Elijah smiled. “That’s my girl,” he said with food in his cheek. It irritated me when he called me that. I wasn’t his girl. I pursed my lips and moved my food around my plate before finally taking a bite.
“What did you do in Dayton today?” I asked.
“I told you, I had a meeting.”
“With who?” I asked. He shoveled more food into his mouth so that he couldn’t answer me straight away. I took a bite too, but said nothing else. I wanted to know.
“It’s nothing important. It might not go through anyway,” he finally said when he swallowed. He’d answered me because taking another bite without doing it would have looked like he was intentionally avoiding the question. He didn’t want to talk about it, but that just made me want him to talk about it all the more.
“What was it, though?” I asked.
“Does it matter?” he asked, looking up at me. He took a sip of wine, still looking at me over the rim of the glass.
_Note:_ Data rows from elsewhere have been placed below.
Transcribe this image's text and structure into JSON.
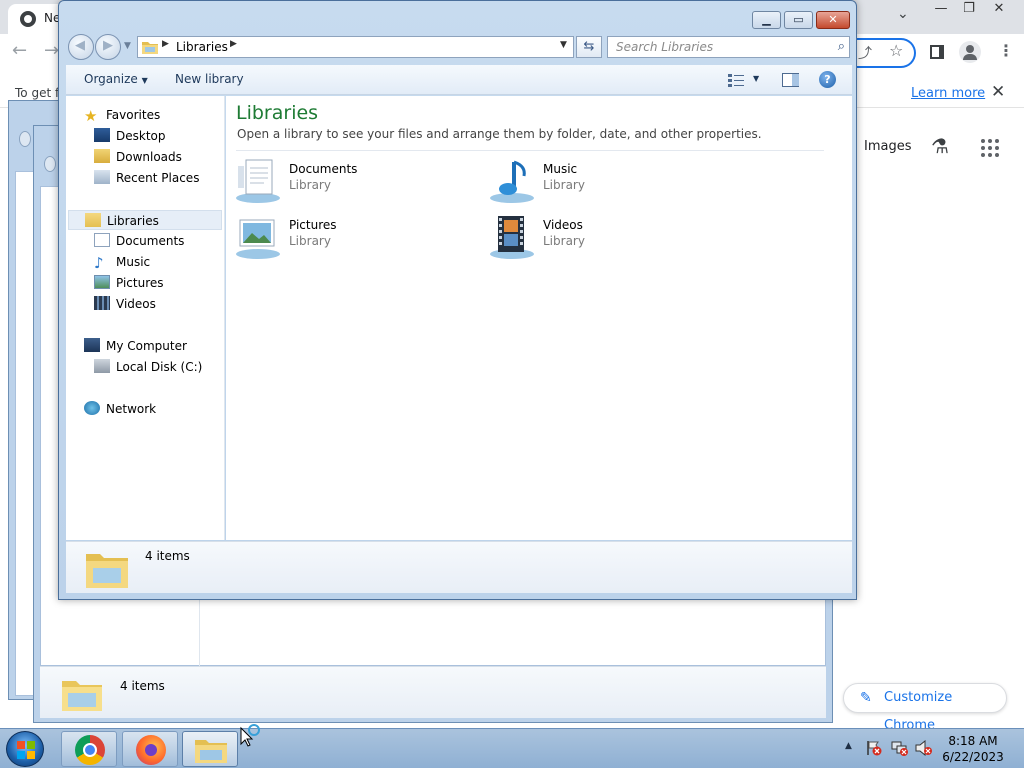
{
  "chrome": {
    "tab_title": "Ne",
    "infobar_text": "To get f",
    "learn_more": "Learn more",
    "images_link": "Images",
    "customize_label": "Customize Chrome"
  },
  "background_windows": {
    "status_text": "4 items"
  },
  "explorer": {
    "address_segment": "Libraries",
    "search_placeholder": "Search Libraries",
    "commands": {
      "organize": "Organize",
      "new_library": "New library"
    },
    "nav": {
      "favorites": "Favorites",
      "desktop": "Desktop",
      "downloads": "Downloads",
      "recent_places": "Recent Places",
      "libraries": "Libraries",
      "documents": "Documents",
      "music": "Music",
      "pictures": "Pictures",
      "videos": "Videos",
      "my_computer": "My Computer",
      "local_disk": "Local Disk (C:)",
      "network": "Network"
    },
    "content": {
      "heading": "Libraries",
      "description": "Open a library to see your files and arrange them by folder, date, and other properties.",
      "libraries": [
        {
          "name": "Documents",
          "type": "Library",
          "icon": "documents-library-icon"
        },
        {
          "name": "Music",
          "type": "Library",
          "icon": "music-library-icon"
        },
        {
          "name": "Pictures",
          "type": "Library",
          "icon": "pictures-library-icon"
        },
        {
          "name": "Videos",
          "type": "Library",
          "icon": "videos-library-icon"
        }
      ]
    },
    "status": {
      "item_count": "4 items"
    }
  },
  "taskbar": {
    "time": "8:18 AM",
    "date": "6/22/2023"
  },
  "colors": {
    "heading_green": "#1e7b34",
    "chrome_link_blue": "#1a73e8",
    "window_frame": "#bcd2ea"
  }
}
“Well, no. But I usually know of all the meeting because you’re in the process of growing the business and you usually need my legal advice,” I said.
“This wasn’t a legal matter. I just ask you when it’s about contracts and loopholes. You don’t know everything about the company.”
The last statement sounded terribly defensive.
“Well, don’t you want to tell me, just as your girlfriend? I’m not exactly on a need to know basis, am I?”
He looked at me and I could tell he was angry. His jaw bulged out on either side of his face, he was clenching that hard, and he’d wrapped his hand around his fork in a fist. It just made me angry too. And when I was angry I didn’t let up. Maybe we’d only been dating for two months officially, but I knew him a lot longer than that. And he ought to have known that I wasn’t going to just let up.
“Why won’t you tell me?” I asked when he didn’t answer me. “What do you have to hide?”
“I’m not hiding anything,” he said and his voice was cold and controlled, like he had to concentrate to keep it calm. I could see the anger beating in him like another pulse, a thick cord down his neck that spread into his shoulders. The air around us crackled like a storm was building, and judging by his face, it was.
I’d seen him like this with other people many times. It had never been aimed at me. And I wasn’t scared of him.
“Just tell me, honey. Don’t exclude me from your life.”
“I’m not excluding you,” he said.
“Then what do you call this?” I asked. The look on his face was hard and I knew I had to stop, but I didn’t. I couldn’t. I was on a roll now, and I wanted to know. I was sure something was up. We were about to have our first couple fight.